Tugas seorang fotografer yang membuat seseorang / model yang baru ataupun yang belum terbiasa berada didepan kamera tersebut agar dapat mengeluarkan keindahan yang sudah ada dalam dirinya secara alami pada hasil akhir sebuah fotografi. Mulai dari ide / konsep pemotretan, kamera dan perlatannya, pencahayaan, make up, setting / komposisi, busana yang dikenakan, pose model hingga hasil cetakan akhir harus dapat terjalin dalam kesatuan dengan baik.
Yang paling akhir dan menentukan bagi seorang fotografer adalah hasil akhir foto tersebut. Karena walaupun seorang fotografer tersebut dari awal eksposure hingga sentuhan akhir manipulasi pada layar monitor berjalan baik dan lancar, akan sia-sia bila hasil akhirnya (cetakan foto maupun data elektronik) buruk.
Keuntungan lain memotret dengan model yang amatir adalah penekanan angka pengeluaran dana yang dapat lebih diminimalkan. Dalam fotografi komersial tentu hal ini merupakan suatu keuntungan lebih yang akan didapat.
Hal paling dasar dalam sebuah bisnis fotografi komersial khususnya model, adalah keindahan. Untuk itu fotografer harus mengerahkan segala bentuk kemampuannya, baik dari fisik maupun mental hingga dapat menangkap moment saat semua faktor menjadi satu kesatuan dan subjek / seorang model yang kita gunakan mampu memproyeksikan kondisi yang kita inginkan untuk pemotretan. Hal ini dapat membutuhkan waktu berjam-jam, berhari-hari bahkan mungkin juga spontan dalam waktu yang singkat. Sebagai seorang fotografer, kita harus siap dan tanggap dalam melihat moment yang paling menentukan ini dan merekamnya dalam kamera.
Keindahan juga merupakan hal yang paling utama dalam memasuki dunia glamor. Keindahan merupakan unsur yang melekat pada manusia secara alami, bukan dan tidak akan dapat diciptakan oleh tangan manusia. Yang dapat kita lakukan sebagai seorang fotografer hanyalah mengolah, megeluarkan dan menunjukkan keindahan tersebut, dan menjadikannya sebagai daya tarik tersendiri.
Glamor, disisi lain adalah sebuah penciptaan / kreasi manusia yang membawa keindahan alami tersebut pada sebuah penciptaan ilusi yang melibatkan berbagai material lain yang diciptakan manusia.
“Keindahan alami bukan hanya didapat dari sosok wajah yang cantik, namun keindahan yang alami sudah terdapat pada diri masing-masing manusia”. Untuk mendapatkan keindahan dari diri seseorang, fotografer harus dapat membaca karakter dan kepribadian dalam diri modelnya. Karena dari pengenalan karakter model, fotografer akan mengetahui bagaimana memotret model tersebut, pencahayaan yang seperti apa dan settingan yang bagaimana seharusnya diterapkan. Pendekatan yang baik dengan seorang model sangatlah mendukung dalam sesi pemotretan.

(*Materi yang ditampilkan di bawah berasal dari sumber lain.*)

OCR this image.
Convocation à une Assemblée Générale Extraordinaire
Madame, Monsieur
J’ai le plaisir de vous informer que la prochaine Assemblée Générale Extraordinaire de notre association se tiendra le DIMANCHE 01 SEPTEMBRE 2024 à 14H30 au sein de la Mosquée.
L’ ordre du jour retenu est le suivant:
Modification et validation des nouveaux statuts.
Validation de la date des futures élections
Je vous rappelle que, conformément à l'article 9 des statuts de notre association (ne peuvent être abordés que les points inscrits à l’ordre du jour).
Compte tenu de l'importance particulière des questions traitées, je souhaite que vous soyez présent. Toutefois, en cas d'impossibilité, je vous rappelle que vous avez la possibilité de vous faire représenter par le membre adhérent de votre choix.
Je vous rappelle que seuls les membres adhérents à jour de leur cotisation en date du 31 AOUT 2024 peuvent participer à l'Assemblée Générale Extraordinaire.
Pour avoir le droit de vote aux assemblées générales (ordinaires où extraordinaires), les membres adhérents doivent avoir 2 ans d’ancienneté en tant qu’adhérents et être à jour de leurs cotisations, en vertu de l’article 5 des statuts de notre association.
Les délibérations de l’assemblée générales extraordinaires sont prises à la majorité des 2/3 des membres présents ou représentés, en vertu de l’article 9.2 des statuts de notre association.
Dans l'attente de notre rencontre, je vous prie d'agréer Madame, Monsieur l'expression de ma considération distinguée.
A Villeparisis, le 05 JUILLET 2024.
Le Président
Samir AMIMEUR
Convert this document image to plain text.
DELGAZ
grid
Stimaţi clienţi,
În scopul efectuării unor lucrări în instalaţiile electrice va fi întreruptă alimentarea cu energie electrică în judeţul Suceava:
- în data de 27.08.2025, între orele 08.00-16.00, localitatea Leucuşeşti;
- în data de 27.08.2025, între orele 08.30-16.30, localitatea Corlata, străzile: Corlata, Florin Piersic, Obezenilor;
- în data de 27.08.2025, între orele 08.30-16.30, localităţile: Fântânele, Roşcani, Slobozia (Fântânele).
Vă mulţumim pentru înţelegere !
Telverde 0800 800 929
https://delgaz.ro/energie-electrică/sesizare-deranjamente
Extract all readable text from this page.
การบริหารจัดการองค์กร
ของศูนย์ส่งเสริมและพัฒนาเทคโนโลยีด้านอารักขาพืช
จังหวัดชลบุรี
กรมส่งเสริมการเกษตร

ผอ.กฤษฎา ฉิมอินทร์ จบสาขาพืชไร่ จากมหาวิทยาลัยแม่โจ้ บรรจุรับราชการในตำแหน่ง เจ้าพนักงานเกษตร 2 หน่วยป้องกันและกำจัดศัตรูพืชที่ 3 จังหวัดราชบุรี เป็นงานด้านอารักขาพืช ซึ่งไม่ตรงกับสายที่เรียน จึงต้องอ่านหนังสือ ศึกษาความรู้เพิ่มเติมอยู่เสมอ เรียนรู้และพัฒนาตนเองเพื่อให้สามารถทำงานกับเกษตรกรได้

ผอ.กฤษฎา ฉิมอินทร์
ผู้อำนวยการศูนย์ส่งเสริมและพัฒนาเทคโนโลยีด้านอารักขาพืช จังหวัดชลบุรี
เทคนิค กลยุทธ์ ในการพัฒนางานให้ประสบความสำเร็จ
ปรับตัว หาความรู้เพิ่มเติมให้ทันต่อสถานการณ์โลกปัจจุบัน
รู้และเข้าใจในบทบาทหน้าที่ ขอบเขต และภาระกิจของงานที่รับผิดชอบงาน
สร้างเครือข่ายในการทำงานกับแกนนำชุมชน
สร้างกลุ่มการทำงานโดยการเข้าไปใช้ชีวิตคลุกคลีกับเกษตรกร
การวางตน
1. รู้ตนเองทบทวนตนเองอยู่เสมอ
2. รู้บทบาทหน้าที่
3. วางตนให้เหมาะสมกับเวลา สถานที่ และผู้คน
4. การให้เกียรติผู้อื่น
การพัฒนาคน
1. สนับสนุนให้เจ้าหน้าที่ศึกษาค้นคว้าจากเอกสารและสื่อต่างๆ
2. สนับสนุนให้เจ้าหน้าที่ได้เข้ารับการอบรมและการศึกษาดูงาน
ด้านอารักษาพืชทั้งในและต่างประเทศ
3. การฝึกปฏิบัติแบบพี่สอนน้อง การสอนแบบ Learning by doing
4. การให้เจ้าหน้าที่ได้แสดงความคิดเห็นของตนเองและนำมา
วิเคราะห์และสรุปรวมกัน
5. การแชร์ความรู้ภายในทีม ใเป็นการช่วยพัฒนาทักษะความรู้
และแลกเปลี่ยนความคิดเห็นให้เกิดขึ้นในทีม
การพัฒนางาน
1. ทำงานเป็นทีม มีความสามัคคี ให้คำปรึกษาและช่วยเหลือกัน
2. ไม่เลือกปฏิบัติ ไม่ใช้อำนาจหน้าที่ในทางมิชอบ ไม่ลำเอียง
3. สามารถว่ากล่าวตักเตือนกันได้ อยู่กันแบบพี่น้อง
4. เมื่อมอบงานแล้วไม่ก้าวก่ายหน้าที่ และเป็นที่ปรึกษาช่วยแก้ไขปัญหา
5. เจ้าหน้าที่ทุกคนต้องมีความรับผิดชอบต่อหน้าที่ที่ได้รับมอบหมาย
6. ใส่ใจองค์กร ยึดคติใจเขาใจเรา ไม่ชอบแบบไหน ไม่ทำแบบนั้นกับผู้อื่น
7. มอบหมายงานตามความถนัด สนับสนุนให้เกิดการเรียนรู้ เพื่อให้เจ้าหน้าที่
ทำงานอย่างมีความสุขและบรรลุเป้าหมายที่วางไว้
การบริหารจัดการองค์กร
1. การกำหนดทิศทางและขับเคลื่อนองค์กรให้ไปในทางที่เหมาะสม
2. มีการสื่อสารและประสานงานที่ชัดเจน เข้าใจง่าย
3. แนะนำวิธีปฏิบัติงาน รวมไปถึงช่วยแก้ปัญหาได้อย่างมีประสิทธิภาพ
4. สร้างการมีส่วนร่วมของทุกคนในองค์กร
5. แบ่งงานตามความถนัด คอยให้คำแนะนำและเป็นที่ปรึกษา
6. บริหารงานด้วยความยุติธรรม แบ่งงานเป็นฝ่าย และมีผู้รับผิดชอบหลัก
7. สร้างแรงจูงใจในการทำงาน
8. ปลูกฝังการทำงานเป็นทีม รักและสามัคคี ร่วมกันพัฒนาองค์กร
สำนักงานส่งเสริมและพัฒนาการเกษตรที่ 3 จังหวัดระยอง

Perkenalkan dan jadikanlah kamera tersebut menjadi seorang teman dekatnya, sehingga ia dapat mencurahkan apa yang ada dalam dirinya sendiri di depan kamera. Hal ini adalah misi seorang fotografer dalam menghadapi model amatir. Dengan pendekatan tersebut seorang model yang khususnya bukan model profesional juga akan merasa nyaman dengan kamera. Kenyamanan inilah yang membuat model tersebut nyaman dan percaya diri menjadi dirinya sendiri dihadapan kamera. Bila moment itu dapat ditemukan maka setiap foto yang diinginkan akan lebih mudah tercapai dengan tepat.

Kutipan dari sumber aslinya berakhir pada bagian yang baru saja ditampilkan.